Tanti giocatori oggi parlano sempre più apertamente dei problemi di depressione che si trovano ad affrontare. Nel podcast di Caroline Garcia, Paula Badosa ammette: “Il cervello non è pronto a gestire tutto questo, ho attraversato problemi di salute mentale”.

Foto Ray Giubilo

Un tema oggi sempre più discusso nel circuito tennistico è quello legato alla depressione. Ospite del podcast “Tennis Insider” di Caroline Garcia, Paula Badosa, attuale numero 10 del mondo e semifinalista slam agli Australian Open, ha fatto nuovamente luce sulle dinamiche che legano il tennis alla salute mentale: “Amo questo sport, ma c’è sempre un momento nella vita in cui diventa un lavoro. Diventa pressione, responsabilità e così tante aspettative che è molto difficile da gestire. […] Il tuo cervello non è pronto a gestire tutto questo genere di cose quando hai 18, 19 anni, nemmeno 25. Potresti essere pronto per questo a 40, ma per il tennis è troppo tardi. Il processo di maturità è super veloce, e penso che sia per questo che nel mio caso non mi vergogno mai di dirlo. Ho attraversato la depressione e ho attraversato problemi di salute mentale”. Dichiarazioni importanti che dimostrano la complessità di questo sport e l’importanza di riuscire a trovare un equilibrio mentale da aggiungere al talento tennistico. Paula Badosa a 18 anni aveva vinto il Roland Garros juniores e sembrava lanciata a una carriera brillante, però a distanza di anni non era riuscita a guadagnare trofei e raggiungere i risultati che ci si aspettava. Il problema? Un ingranaggio mentale. Puoi avere un talento enorme e giocare un tennis straordinario, ma se non hai un’elevata forza mentale è quasi impossibile frequentare questo sport. Nel 2021 la spagnola ha conquistato il WTA 1000 di Indian Wells e ha parlato apertamente della depressione che aveva affrontato, consapevole del fatto che anche altri giocatori stavano attraversando e vivendo le stesse difficili emozioni.

In quello stesso periodo ricordiamo, infatti, il ritiro di Naomi Osaka dal Roland Garros 2021 a causa di attacchi d’ansia. La giapponese aveva raccontato di avere iniziato a soffrire di depressione già dallo US Open 2018 e che aveva bisogno di prendersi del tempo per se stessa. Non è stata la prima a rendere noto il problema, già l’anno precedente Coco Gauff aveva manifestato un’insofferenza con la propria salute mentale. A soli 16 anni aveva pensato di prendersi un anno sabbatico dove dedicarsi alla sua vita privata perché si sentiva travolta dalla fama e dalle aspettative, troppo difficili da gestire a quell’età. Anche Iga Swiatek parla spesso di salute mentale e della pressione che devono sopportare i giocatori durante tutta la stagione tennistica, per questo motivo è spesso accompagnata da una psicologa con cui approcciare al meglio ogni aspetto mentale.

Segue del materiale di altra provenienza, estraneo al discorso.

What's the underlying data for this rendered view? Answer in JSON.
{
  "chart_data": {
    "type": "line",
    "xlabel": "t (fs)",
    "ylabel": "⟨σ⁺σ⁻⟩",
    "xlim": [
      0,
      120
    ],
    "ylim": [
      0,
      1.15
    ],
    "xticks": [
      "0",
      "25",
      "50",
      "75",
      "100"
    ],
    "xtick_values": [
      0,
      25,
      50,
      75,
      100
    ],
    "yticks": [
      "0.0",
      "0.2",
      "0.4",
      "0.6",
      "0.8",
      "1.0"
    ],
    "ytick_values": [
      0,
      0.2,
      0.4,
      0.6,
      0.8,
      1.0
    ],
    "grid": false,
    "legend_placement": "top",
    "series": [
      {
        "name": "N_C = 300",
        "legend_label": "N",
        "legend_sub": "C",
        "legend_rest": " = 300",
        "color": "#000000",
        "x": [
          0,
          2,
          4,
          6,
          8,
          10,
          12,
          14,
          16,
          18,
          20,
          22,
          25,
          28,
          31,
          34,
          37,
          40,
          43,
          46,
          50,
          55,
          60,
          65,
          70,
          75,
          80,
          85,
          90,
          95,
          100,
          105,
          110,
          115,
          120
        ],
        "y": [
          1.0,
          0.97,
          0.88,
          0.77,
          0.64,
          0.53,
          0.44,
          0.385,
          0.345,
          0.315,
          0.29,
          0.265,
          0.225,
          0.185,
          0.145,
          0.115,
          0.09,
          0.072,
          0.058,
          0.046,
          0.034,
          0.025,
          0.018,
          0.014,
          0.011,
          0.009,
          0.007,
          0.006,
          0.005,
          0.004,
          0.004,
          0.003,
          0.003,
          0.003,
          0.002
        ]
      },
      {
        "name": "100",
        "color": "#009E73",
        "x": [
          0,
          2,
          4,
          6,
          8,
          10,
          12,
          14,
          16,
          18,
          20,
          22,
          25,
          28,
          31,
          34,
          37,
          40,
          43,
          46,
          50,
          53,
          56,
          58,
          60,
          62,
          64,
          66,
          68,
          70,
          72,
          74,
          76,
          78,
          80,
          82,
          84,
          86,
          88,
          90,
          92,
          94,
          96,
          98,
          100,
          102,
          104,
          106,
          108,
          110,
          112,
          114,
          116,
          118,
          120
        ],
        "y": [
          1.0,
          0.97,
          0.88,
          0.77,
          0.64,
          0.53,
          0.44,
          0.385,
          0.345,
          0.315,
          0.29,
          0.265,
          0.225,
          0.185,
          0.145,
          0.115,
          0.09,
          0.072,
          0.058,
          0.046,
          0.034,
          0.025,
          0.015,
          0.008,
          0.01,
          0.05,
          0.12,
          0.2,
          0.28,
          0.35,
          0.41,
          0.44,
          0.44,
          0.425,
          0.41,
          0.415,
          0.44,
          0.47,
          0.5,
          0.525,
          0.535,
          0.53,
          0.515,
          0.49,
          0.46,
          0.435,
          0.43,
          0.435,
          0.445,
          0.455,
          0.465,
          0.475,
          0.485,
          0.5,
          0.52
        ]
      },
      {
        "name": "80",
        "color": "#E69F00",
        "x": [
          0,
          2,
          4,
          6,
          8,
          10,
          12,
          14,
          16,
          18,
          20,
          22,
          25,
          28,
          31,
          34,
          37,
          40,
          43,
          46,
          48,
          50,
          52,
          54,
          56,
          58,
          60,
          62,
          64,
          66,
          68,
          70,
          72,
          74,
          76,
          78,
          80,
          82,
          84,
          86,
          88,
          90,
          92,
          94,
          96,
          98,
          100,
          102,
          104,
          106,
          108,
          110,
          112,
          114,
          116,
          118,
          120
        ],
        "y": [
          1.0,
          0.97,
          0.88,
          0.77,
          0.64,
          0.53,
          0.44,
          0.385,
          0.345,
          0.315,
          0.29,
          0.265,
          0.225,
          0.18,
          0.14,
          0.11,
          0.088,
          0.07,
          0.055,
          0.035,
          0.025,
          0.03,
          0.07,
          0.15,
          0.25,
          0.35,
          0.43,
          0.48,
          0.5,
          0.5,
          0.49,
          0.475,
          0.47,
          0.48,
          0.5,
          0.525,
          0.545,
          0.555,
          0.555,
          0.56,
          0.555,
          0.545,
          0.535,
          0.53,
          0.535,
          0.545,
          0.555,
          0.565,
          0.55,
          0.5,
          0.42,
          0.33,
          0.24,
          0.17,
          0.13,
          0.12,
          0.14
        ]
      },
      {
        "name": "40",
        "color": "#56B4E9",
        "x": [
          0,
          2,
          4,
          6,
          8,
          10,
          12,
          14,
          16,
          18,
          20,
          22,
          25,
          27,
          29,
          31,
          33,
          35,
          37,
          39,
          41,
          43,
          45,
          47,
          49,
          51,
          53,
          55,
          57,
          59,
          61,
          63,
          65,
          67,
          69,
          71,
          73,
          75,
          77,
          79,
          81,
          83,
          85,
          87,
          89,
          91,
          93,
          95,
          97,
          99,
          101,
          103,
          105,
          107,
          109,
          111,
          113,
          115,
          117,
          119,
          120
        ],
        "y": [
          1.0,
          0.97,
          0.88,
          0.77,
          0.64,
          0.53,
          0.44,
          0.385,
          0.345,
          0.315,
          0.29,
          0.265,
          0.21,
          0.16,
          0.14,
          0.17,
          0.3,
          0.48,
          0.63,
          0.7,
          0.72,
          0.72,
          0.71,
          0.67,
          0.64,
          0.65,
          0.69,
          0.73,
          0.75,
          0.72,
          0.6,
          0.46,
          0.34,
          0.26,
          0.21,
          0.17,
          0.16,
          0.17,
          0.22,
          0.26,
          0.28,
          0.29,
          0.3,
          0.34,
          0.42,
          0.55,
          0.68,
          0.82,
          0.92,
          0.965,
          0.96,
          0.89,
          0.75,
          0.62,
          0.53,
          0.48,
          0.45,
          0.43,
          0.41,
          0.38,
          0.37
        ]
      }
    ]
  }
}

Il mondo del tennis è sempre più testimone di casi legati alla depressione e non è coinvolto solo il circuito femminile. Anche nel maschile ci sono giocatori che hanno parlato a cuore aperto dei loro problemi di salute mentale, uno di questi è Andrey Rublev. Dopo la vittoria a Montreal ha confessato il malessere vissuto negli ultimi anni e della sua difficoltà a gestire gli scoppi d’ira e le emozioni sia dentro che fuori dal campo. Un altro giocatore che ha toccato il fondo e poi si è rialzato è Matteo Berrettini, dopo l’ennesimo infortunio a New York ha raccontato di aver sofferto di depressione e di aver dovuto lavorare su se stesso per rimettersi in piedi. Ma già nel 2015, durante una conferenza stampa dello US Open, Mardy Fish aveva confessato che negli ultimi 3 anni aveva sofferto di disturbi d’ansia. Una testimonianza che ha fatto da apripista a molti altri.

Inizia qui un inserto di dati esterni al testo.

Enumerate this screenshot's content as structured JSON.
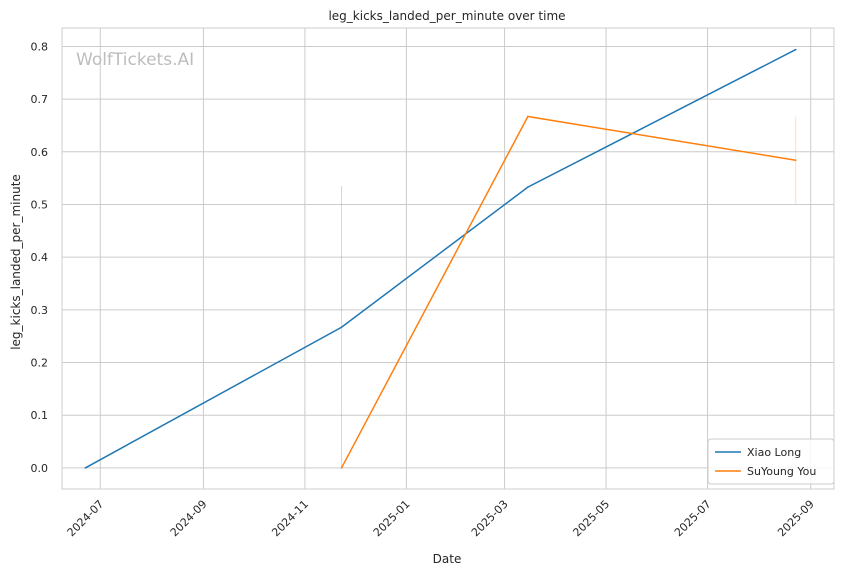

Purtroppo sono tante le storie dei tennisti che lamentano sofferenze mentali ed è preoccupante constatare come gli anni passano, la sensibilizzazione sul tema aumenta ma i casi non diminuiscono. Parlarne è importante ma è altrettanto importante trovare una soluzione. La società di oggi impone tante responsabilità e le pressioni a cui sono sottoposti i giocatori sono innumerevoli. “Mens sana in corpore sano” diceva Giovenale, oggi sembra difficile avere entrambe le cose ma è fondamentale ricordare che i tennisti prima che atleti sono umani e prima ancora di scendere in campo e giocare devono pensare a stare bene.